E così comprendiamo il valore strategico della terza breve parabola, quella della rete. La parabola della rete a conclusione della gran serie di parabole di queste domeniche è una consolazione che Gesù dà a chi ha il coraggio di farsi discepolo di questo Regno che è Lui è venuto a seminare nella storia! È una parabola che, se letta superficialmente sembra un doppione di quella della zizzania; in realtà sono tutte e due parabole di separazione, di discernimento ma, mentre la parabola della zizzania mette l’accento sulla presenza conturbante del male assieme al bene e sull’atteggiamento di speranza che bisogna nutrire con cuore paziente, la parabola della rete si sbilancia sulla “sorte” finale dei figli del Regno! «Essi splenderanno come sole nel regno del Padre loro»: davvero per questo vale la pena qualunque rinunzia!

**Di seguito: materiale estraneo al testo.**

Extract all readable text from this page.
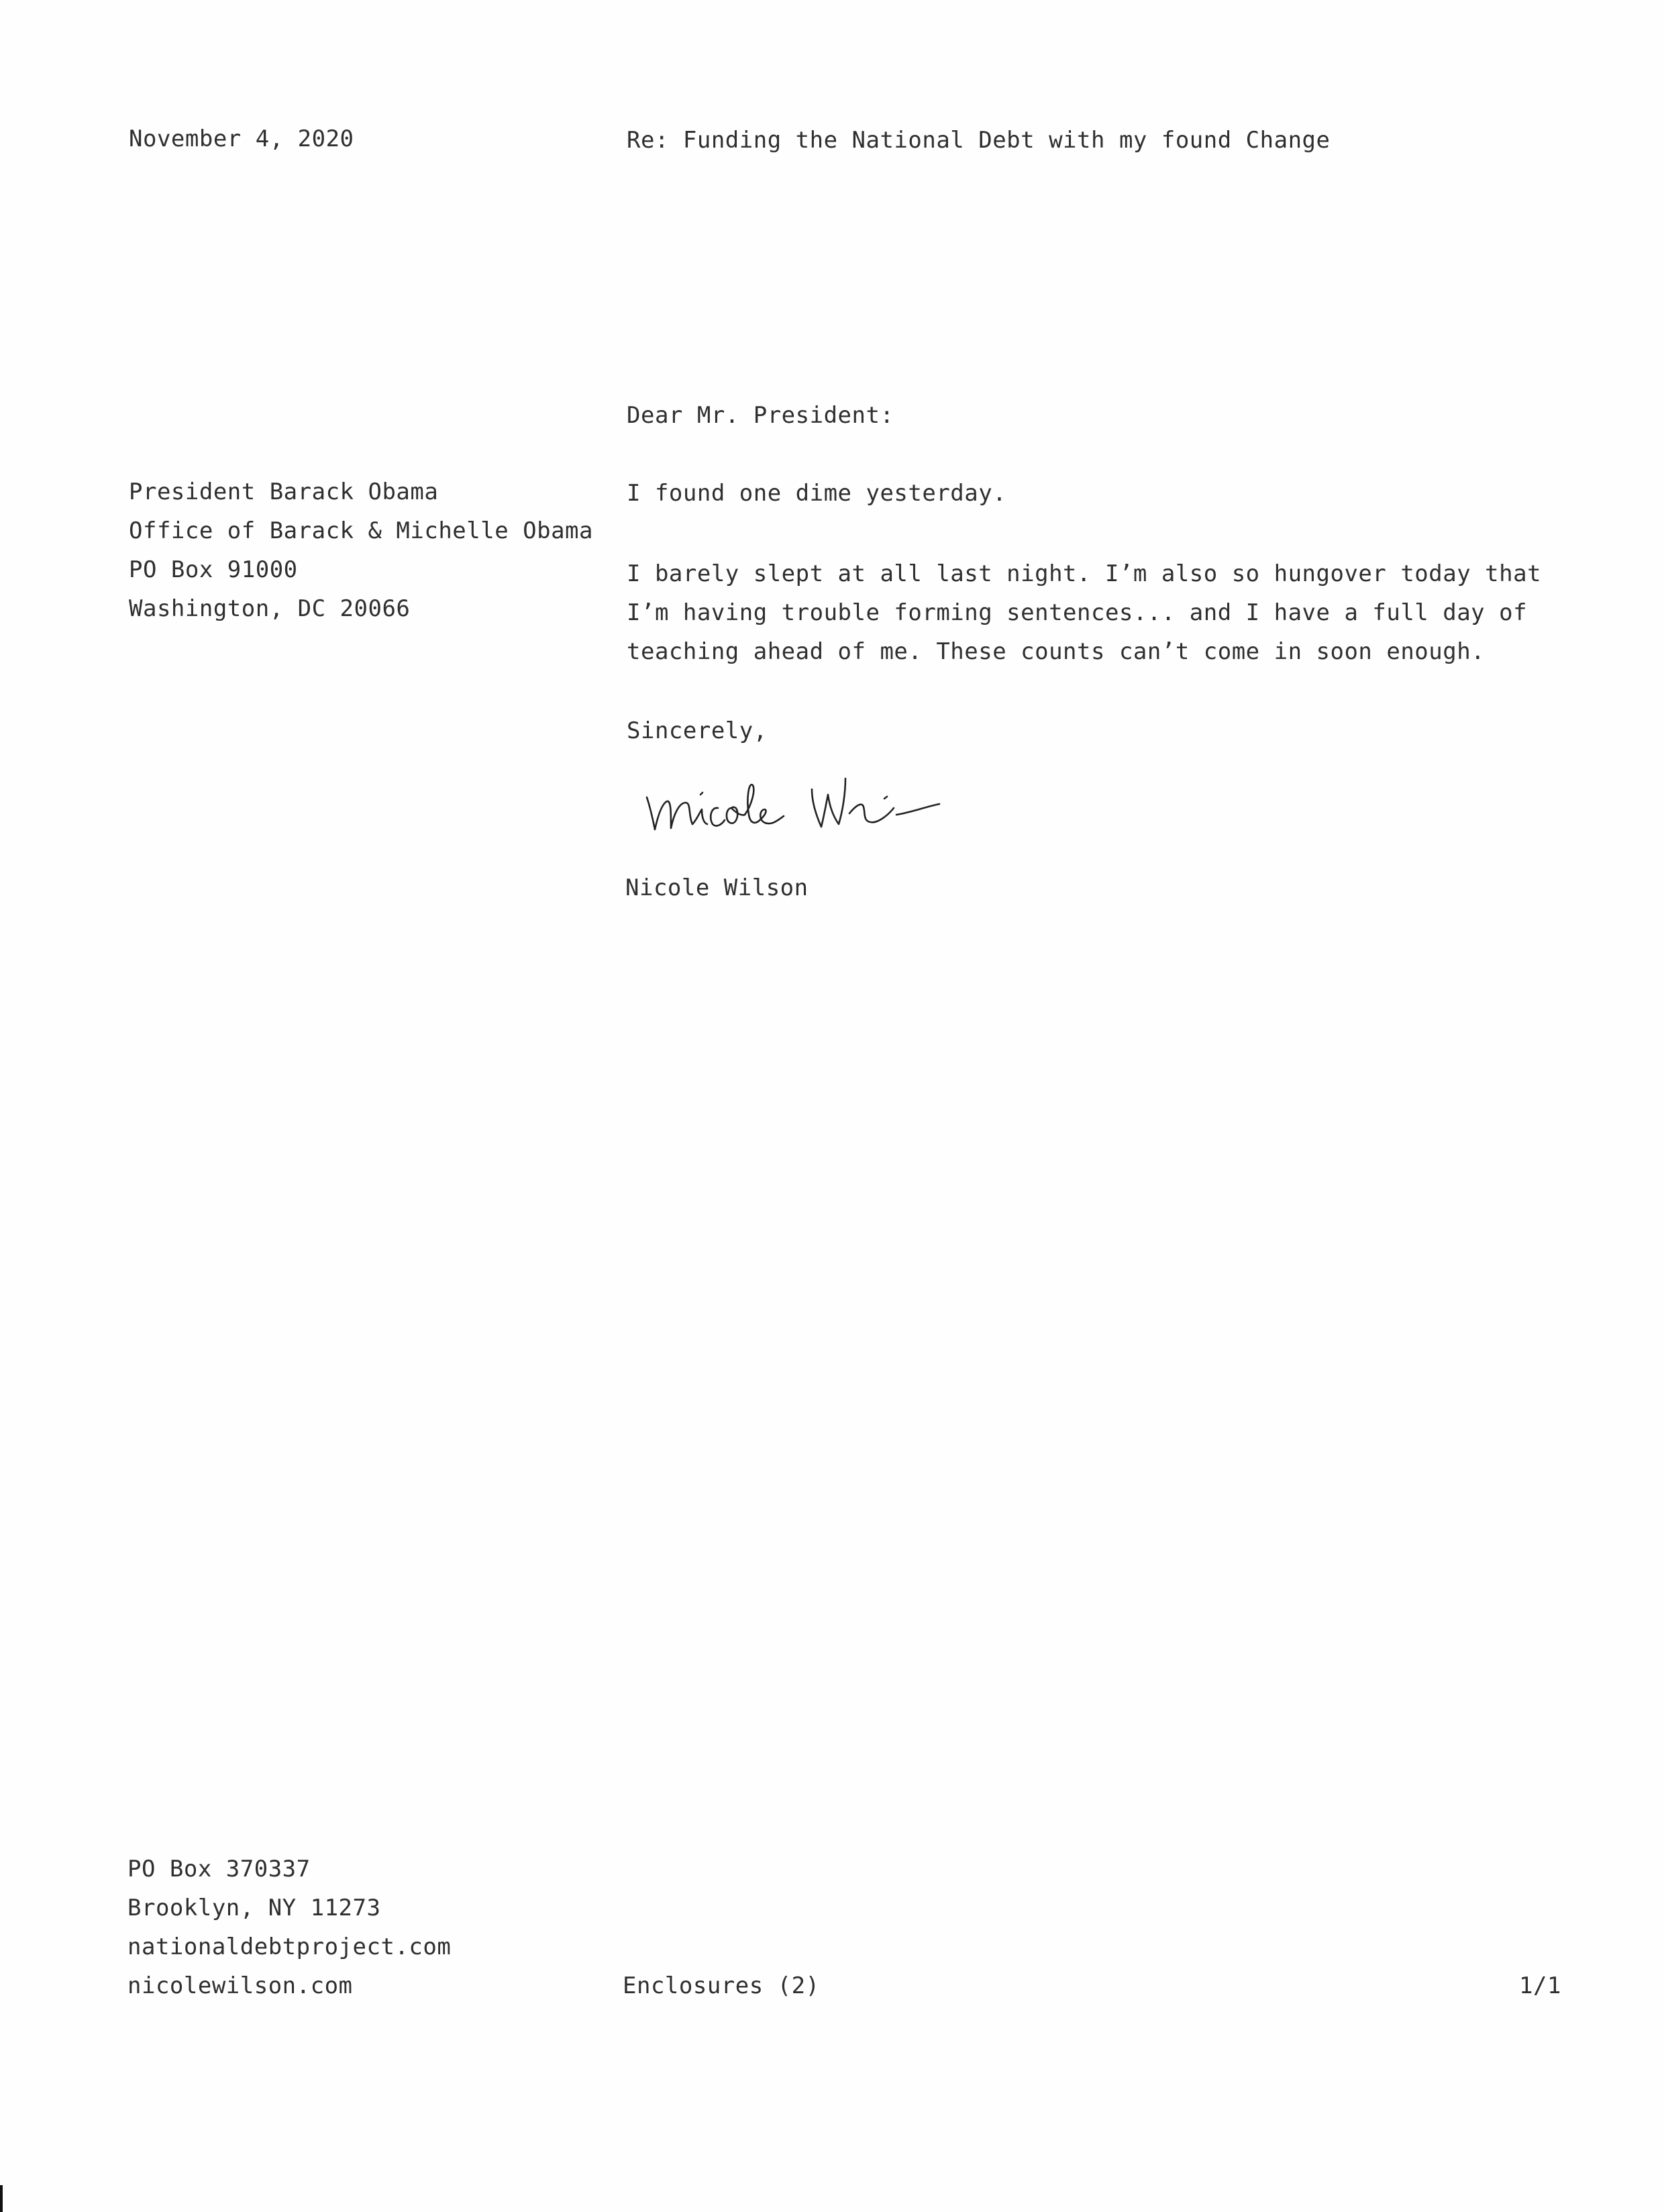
November 4, 2020	Re: Funding the National Debt with my found Change
Dear Mr. President:
President Barack Obama
Office of Barack & Michelle Obama
PO Box 91000
Washington, DC 20066
I found one dime yesterday.
I barely slept at all last night. I’m also so hungover today that
I’m having trouble forming sentences... and I have a full day of
teaching ahead of me. These counts can’t come in soon enough.
Sincerely,
Nicole Wilson
PO Box 370337
Brooklyn, NY 11273
nationaldebtproject.com
nicolewilson.com	Enclosures (2)	1/1
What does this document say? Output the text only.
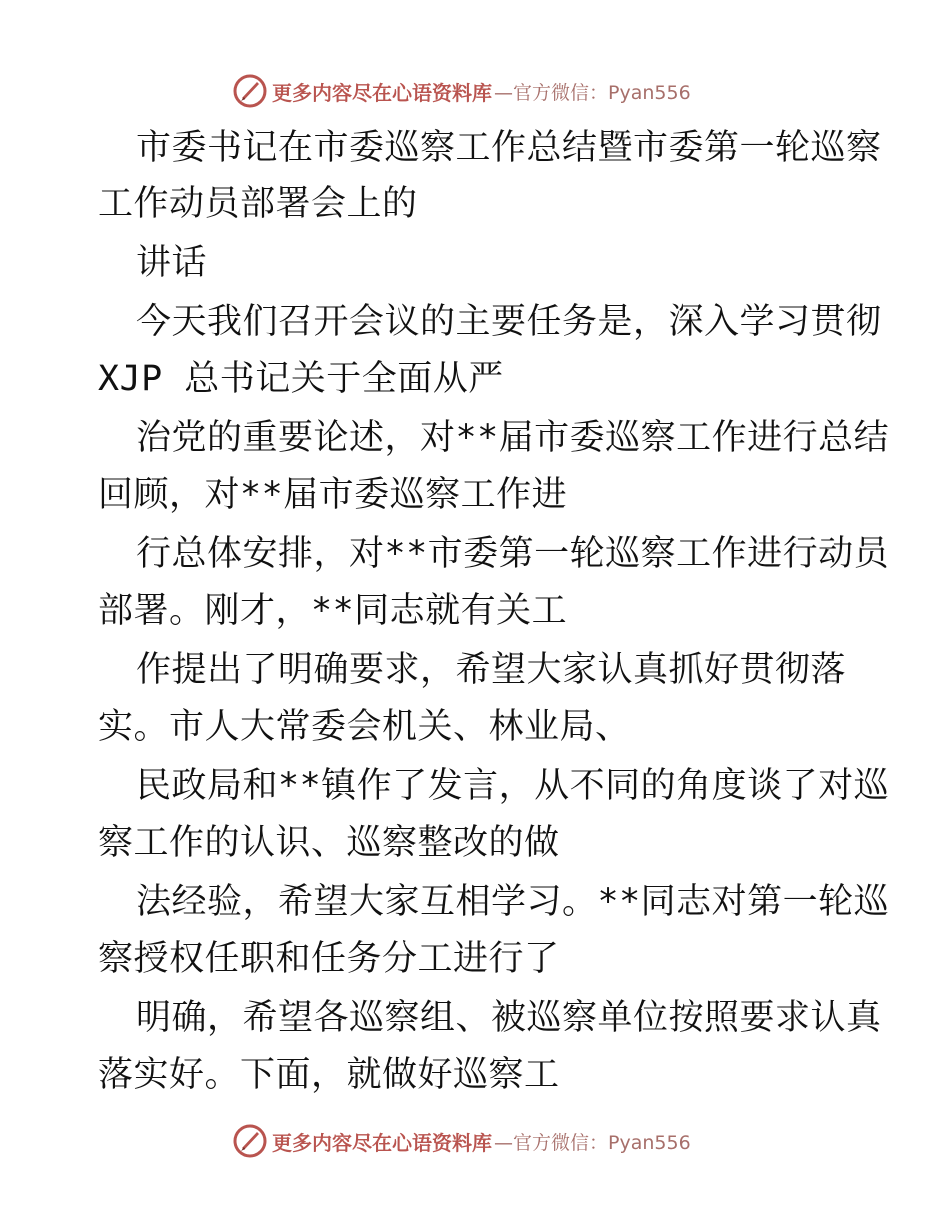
更多内容尽在心语资料库 —官方微信：Pyan556
市委书记在市委巡察工作总结暨市委第一轮巡察
工作动员部署会上的
讲话
今天我们召开会议的主要任务是，深入学习贯彻
XJP 总书记关于全面从严
治党的重要论述，对**届市委巡察工作进行总结
回顾，对**届市委巡察工作进
行总体安排，对**市委第一轮巡察工作进行动员
部署。刚才，**同志就有关工
作提出了明确要求，希望大家认真抓好贯彻落
实。市人大常委会机关、林业局、
民政局和**镇作了发言，从不同的角度谈了对巡
察工作的认识、巡察整改的做
法经验，希望大家互相学习。**同志对第一轮巡
察授权任职和任务分工进行了
明确，希望各巡察组、被巡察单位按照要求认真
落实好。下面，就做好巡察工
更多内容尽在心语资料库 —官方微信：Pyan556
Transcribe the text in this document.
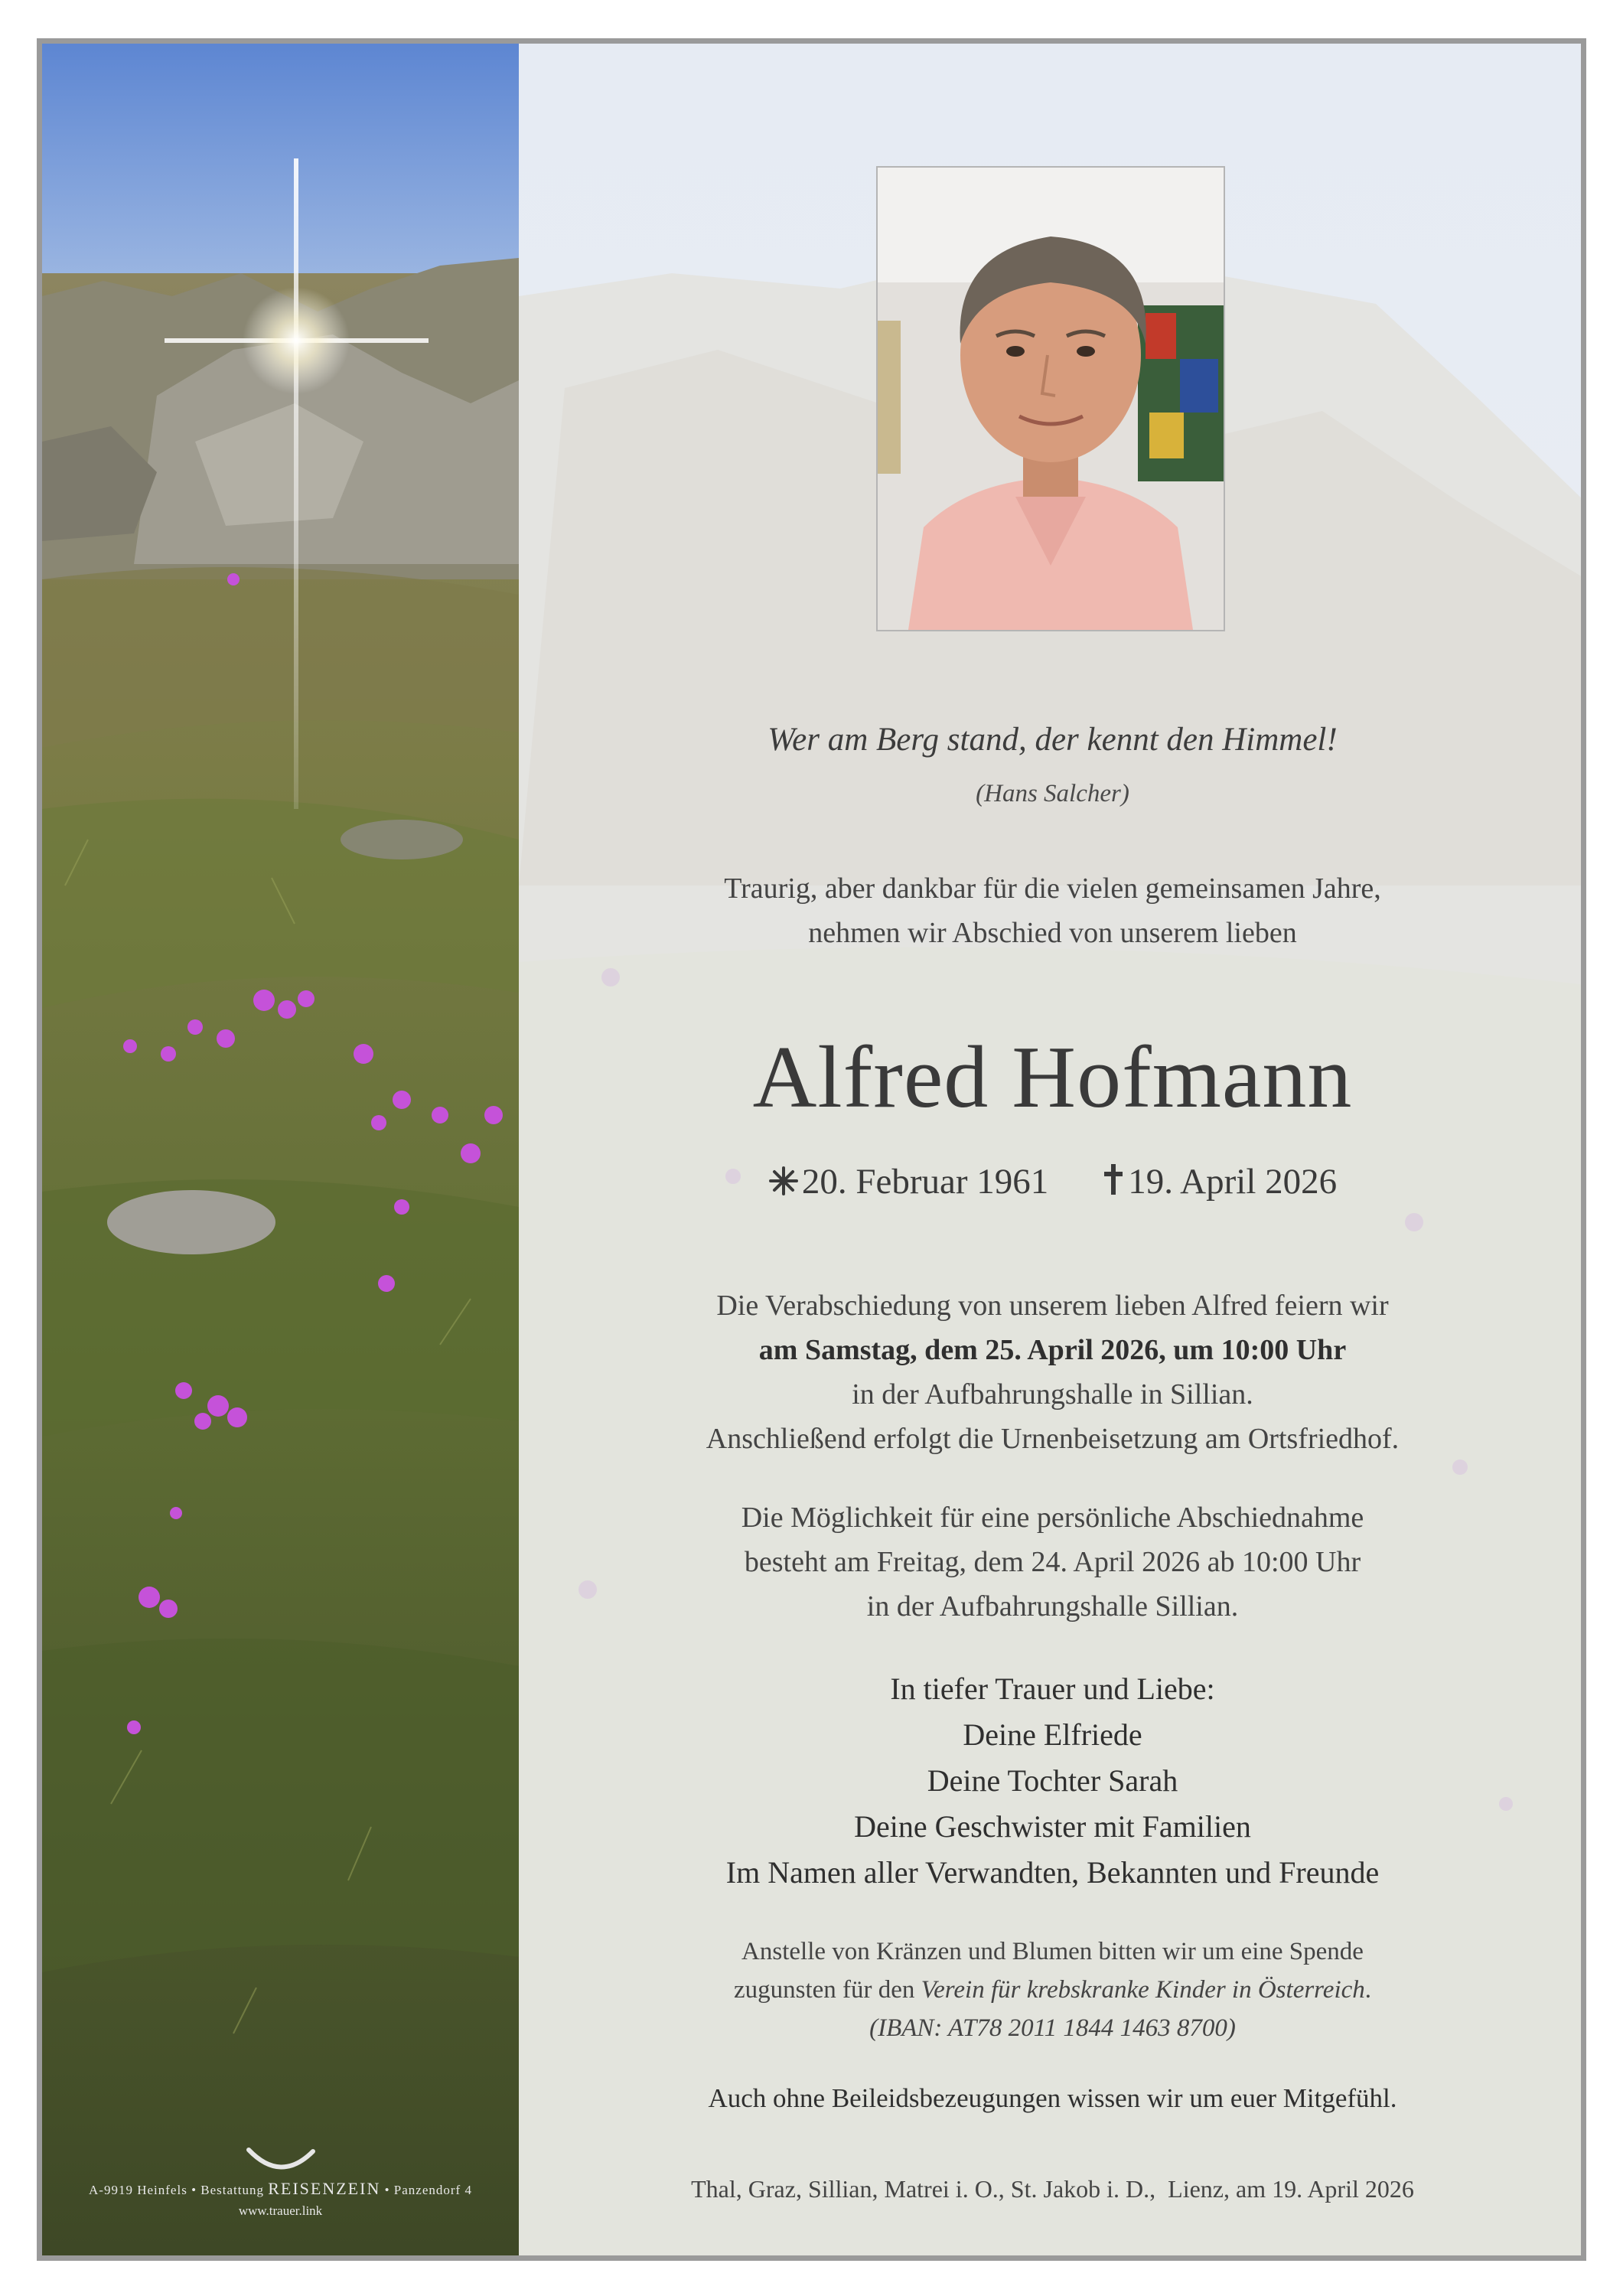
A-9919 Heinfels • Bestattung REISENZEIN • Panzendorf 4
www.trauer.link
Wer am Berg stand, der kennt den Himmel!
(Hans Salcher)
Traurig, aber dankbar für die vielen gemeinsamen Jahre,
nehmen wir Abschied von unserem lieben
Alfred Hofmann
20. Februar 1961 19. April 2026
Die Verabschiedung von unserem lieben Alfred feiern wir
am Samstag, dem 25. April 2026, um 10:00 Uhr
in der Aufbahrungshalle in Sillian.
Anschließend erfolgt die Urnenbeisetzung am Ortsfriedhof.
Die Möglichkeit für eine persönliche Abschiednahme
besteht am Freitag, dem 24. April 2026 ab 10:00 Uhr
in der Aufbahrungshalle Sillian.
In tiefer Trauer und Liebe:
Deine Elfriede
Deine Tochter Sarah
Deine Geschwister mit Familien
Im Namen aller Verwandten, Bekannten und Freunde
Anstelle von Kränzen und Blumen bitten wir um eine Spende
zugunsten für den Verein für krebskranke Kinder in Österreich.
(IBAN: AT78 2011 1844 1463 8700)
Auch ohne Beileidsbezeugungen wissen wir um euer Mitgefühl.
Thal, Graz, Sillian, Matrei i. O., St. Jakob i. D.,  Lienz, am 19. April 2026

All’inizio del discorso in parabole, Gesù ha invitato i suoi ascoltatori, attraverso la parabola cosiddetta del seminatore, a saper ascoltare, scegliendo di diventare il terreno buono: non si è un certo terreno, buono o cattivo, per caso o per destino. Si è il terreno che si vuole essere e, come Gesù spiega alla fine del suo discorso, il sapiente è colui che lo sa, è colui che conosce il giudizio al quale saremo tutti sottoposti a partire dalle scelte che abbiamo fatto rispetto a quel Regno che, sia pure in modi diversi, ci è venuto incontro, come il tesoro e la perla per i quali vale la pena rinunciare a tutto il resto. Tutti chiamati a essere conformi all’immagine del Figlio, non tutti siamo disposti a scegliere quella conformità e a vivere secondo quella somiglianza.
È questa la libertà che Dio mette in nostro potere: ma di quella libertà ci sarà chiesto conto e su essa noi tutti saremo giudicati.